In 2000 progress in LVAD (left ventricular assist device) technology
allowed doctors in Oxford, England, to fit the first pump designed to be a
permanent fixture inside a patient's failing heart. The patient, Peter
Houghton, was on the brink of death before the operation that allowed to him to
lead a fit and active life.
Bionics
Bionics is the application of biological methods and
systems found in nature to the study and design of engineering systems and
modern technology.
The word bionic was coined by Jack E. Steele in 1958,
possibly originating from the technical term bion (pronounced BEE-on; from
Ancient Greek: βίος), meaning 'unit of life' and the suffix -ic, meaning 'like'
or 'in the manner of', hence 'like life'. Some dictionaries, however, explain
the word as being formed as a portmanteau from biology and electronics.

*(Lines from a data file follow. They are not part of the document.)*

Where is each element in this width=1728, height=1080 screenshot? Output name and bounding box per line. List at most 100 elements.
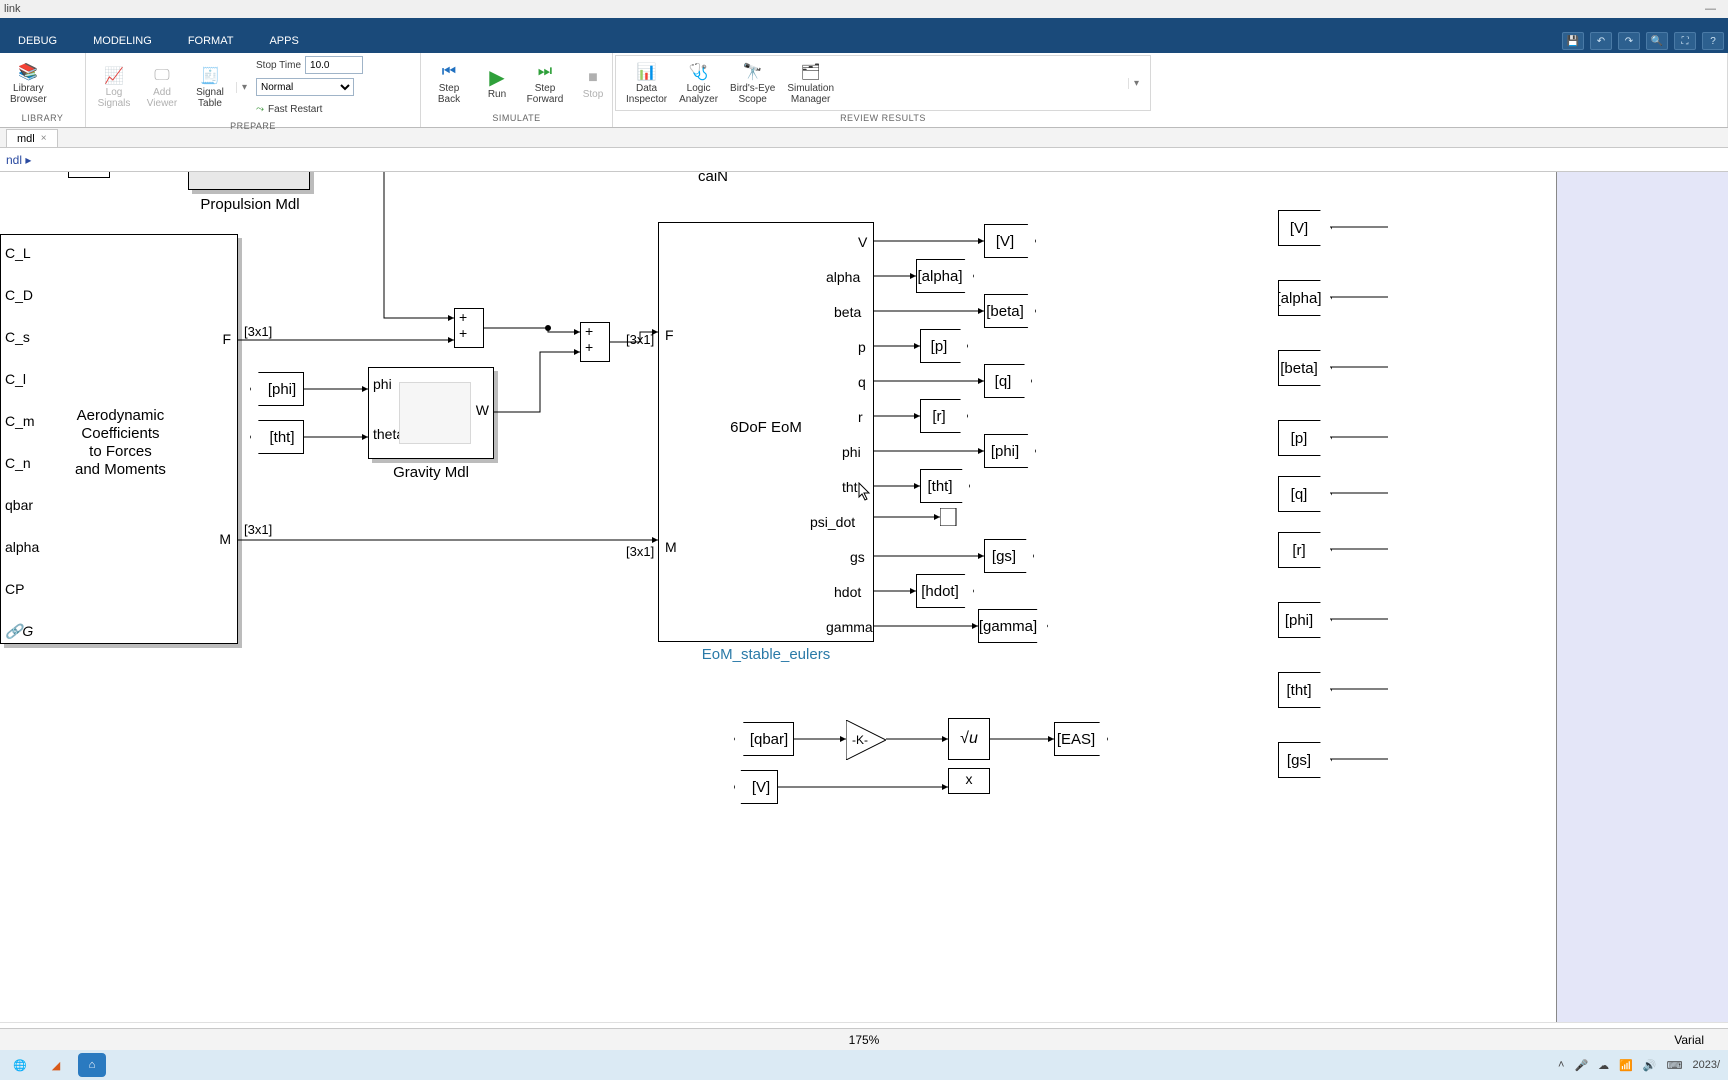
goto-q[interactable]: [q]	[984, 364, 1032, 398]
label-cain: caiN	[698, 172, 728, 185]
window-titlebar: link —	[0, 0, 1728, 18]
tab-debug[interactable]: DEBUG	[0, 29, 75, 53]
birds-eye-button[interactable]: 🔭 Bird's-Eye Scope	[726, 59, 779, 107]
goto-p[interactable]: [p]	[920, 329, 968, 363]
aero-title: Aerodynamic Coefficients to Forces and M…	[75, 407, 166, 479]
goto-gamma[interactable]: [gamma]	[978, 609, 1048, 643]
system-tray: ˄ 🎤 ☁ 📶 🔊 ⌨ 2023/	[1558, 1059, 1720, 1072]
eom-out-p: p	[858, 339, 866, 355]
stop-button: ■ Stop	[571, 65, 615, 102]
group-library-caption: LIBRARY	[0, 113, 85, 127]
model-canvas-area: caiN Propulsion Mdl Aerodynamic Coeffici…	[0, 172, 1728, 1022]
tray-wifi-icon[interactable]: 📶	[1619, 1059, 1633, 1072]
port-cm: C_m	[5, 413, 35, 429]
ribbon: 📚 Library Browser LIBRARY 📈 Log Signals …	[0, 53, 1728, 128]
goto-phi[interactable]: [phi]	[984, 434, 1036, 468]
goto-r[interactable]: [r]	[920, 399, 968, 433]
terminator-psi[interactable]	[940, 508, 964, 526]
review-expand[interactable]: ▾	[1128, 78, 1144, 89]
document-tabs: mdl×	[0, 128, 1728, 148]
window-minimize[interactable]: —	[1705, 0, 1716, 18]
quick-help-icon[interactable]: ?	[1702, 32, 1724, 50]
goto-gs[interactable]: [gs]	[984, 539, 1034, 573]
document-tab-mdl[interactable]: mdl×	[6, 129, 58, 147]
quick-save-icon[interactable]: 💾	[1562, 32, 1584, 50]
gravity-block[interactable]: phi theta W	[368, 367, 494, 459]
taskbar-edge-icon[interactable]: 🌐	[6, 1053, 34, 1077]
product-block[interactable]: x	[948, 768, 990, 794]
port-qbar: qbar	[5, 497, 33, 513]
play-icon: ▶	[486, 67, 508, 89]
side-panel	[1556, 172, 1728, 1022]
tray-chevron-icon[interactable]: ˄	[1558, 1059, 1564, 1071]
tray-mic-icon[interactable]: 🎤	[1574, 1059, 1588, 1072]
tab-apps[interactable]: APPS	[251, 29, 316, 53]
tab-format[interactable]: FORMAT	[170, 29, 252, 53]
tray-ime-icon[interactable]: ⌨	[1667, 1059, 1683, 1072]
port-cp: CP	[5, 581, 24, 597]
logic-analyzer-button[interactable]: 🩺 Logic Analyzer	[675, 59, 722, 107]
propulsion-label: Propulsion Mdl	[190, 196, 310, 213]
sqrt-block[interactable]: √u	[948, 718, 990, 760]
taskbar-matlab-icon[interactable]: ◢	[42, 1053, 70, 1077]
stop-time-label: Stop Time	[256, 60, 301, 71]
manager-icon: 🗂	[800, 61, 822, 83]
goto-tht[interactable]: [tht]	[920, 469, 970, 503]
from-tht-tag[interactable]: [tht]	[250, 420, 304, 454]
breadcrumb[interactable]: ndl ▸	[0, 148, 1728, 172]
prepare-expand[interactable]: ▾	[236, 82, 252, 93]
propulsion-block[interactable]	[188, 172, 310, 190]
data-inspector-button[interactable]: 📊 Data Inspector	[622, 59, 671, 107]
goto-alpha[interactable]: [alpha]	[916, 259, 974, 293]
fast-restart-icon[interactable]: ⤳	[256, 104, 264, 115]
step-back-button[interactable]: ⏮ Step Back	[427, 59, 471, 107]
quick-fullscreen-icon[interactable]: ⛶	[1674, 32, 1696, 50]
eom-in-F: F	[665, 327, 674, 343]
port-cl: C_L	[5, 245, 31, 261]
eom-out-hdot: hdot	[834, 584, 861, 600]
from-phi-tag[interactable]: [phi]	[250, 372, 304, 406]
quick-redo-icon[interactable]: ↷	[1618, 32, 1640, 50]
eom-out-gs: gs	[850, 549, 865, 565]
tray-onedrive-icon[interactable]: ☁	[1598, 1059, 1609, 1072]
eom-out-psi_dot: psi_dot	[810, 514, 855, 530]
from-qbar[interactable]: [qbar]	[734, 722, 794, 756]
quick-search-icon[interactable]: 🔍	[1646, 32, 1668, 50]
model-canvas[interactable]: caiN Propulsion Mdl Aerodynamic Coeffici…	[0, 172, 1728, 1022]
dim-F: [3x1]	[244, 324, 272, 339]
eom-block[interactable]: 6DoF EoM F M	[658, 222, 874, 642]
port-F: F	[222, 331, 231, 347]
signal-table-button[interactable]: 🧾 Signal Table	[188, 63, 232, 111]
aero-link-glyph: 🔗G	[5, 623, 33, 640]
stop-time-input[interactable]	[305, 56, 363, 74]
tab-modeling[interactable]: MODELING	[75, 29, 170, 53]
eom-out-gamma: gamma	[826, 619, 873, 635]
run-button[interactable]: ▶ Run	[475, 65, 519, 102]
sum1-block[interactable]: ++	[454, 308, 484, 348]
goto-V[interactable]: [V]	[984, 224, 1036, 258]
sim-mode-select[interactable]: Normal	[256, 78, 354, 96]
tray-volume-icon[interactable]: 🔊	[1643, 1059, 1657, 1072]
eom-title: 6DoF EoM	[659, 419, 873, 436]
taskbar-app-icon[interactable]: ⌂	[78, 1053, 106, 1077]
fast-restart-label[interactable]: Fast Restart	[268, 104, 322, 115]
sum2-block[interactable]: ++	[580, 322, 610, 362]
close-tab-icon[interactable]: ×	[41, 133, 47, 144]
grav-in-phi: phi	[373, 376, 392, 392]
svg-text:-K-: -K-	[852, 733, 868, 747]
stop-icon: ■	[582, 67, 604, 89]
step-forward-button[interactable]: ⏭ Step Forward	[523, 59, 567, 107]
quick-undo-icon[interactable]: ↶	[1590, 32, 1612, 50]
logic-icon: 🩺	[688, 61, 710, 83]
goto-beta[interactable]: [beta]	[984, 294, 1036, 328]
aero-block[interactable]: Aerodynamic Coefficients to Forces and M…	[0, 234, 238, 644]
gain-block[interactable]: -K-	[846, 720, 886, 760]
sim-manager-button[interactable]: 🗂 Simulation Manager	[783, 59, 838, 107]
dim-M: [3x1]	[244, 522, 272, 537]
unnamed-block[interactable]	[68, 172, 110, 178]
library-browser-button[interactable]: 📚 Library Browser	[6, 59, 51, 107]
tray-clock[interactable]: 2023/	[1692, 1059, 1720, 1071]
goto-EAS[interactable]: [EAS]	[1054, 722, 1108, 756]
goto-hdot[interactable]: [hdot]	[916, 574, 974, 608]
from-V2[interactable]: [V]	[734, 770, 778, 804]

It was
popularized by the 1970s U.S. television series The Six Million Dollar Man and
The Bionic Woman, both based upon the novel Cyborg by Martin Caidin, which was
itself influenced by Steele's work. All feature humans given superhuman powers
by electromagnetically implants.
The transfer of technology between lifeforms and
manufactures is, according to proponents of bionic technology, desirable
because evolutionary pressure typically forces living organisms, including
fauna and flora, to become highly optimized and efficient. A classic example is
the development of dirt- and water-repellent paint (coating) from the
observation that the surface of the lotus flower plant is practically unstick
for anything (the lotus effect).
Examples of bionics in engineering include the hulls
of boats imitating the thick skin of dolphins; sonar, radar, and medical
ultrasound imaging imitating animal echolocation.
In the field of computer science, the study of bionics
has produced artificial neurons, artificial neural networks, and swarm
intelligence. Evolutionary computation was also motivated by bionics ideas but
it took the idea further by simulating evolution in silicon and producing
well-optimized solutions that had never appeared in nature.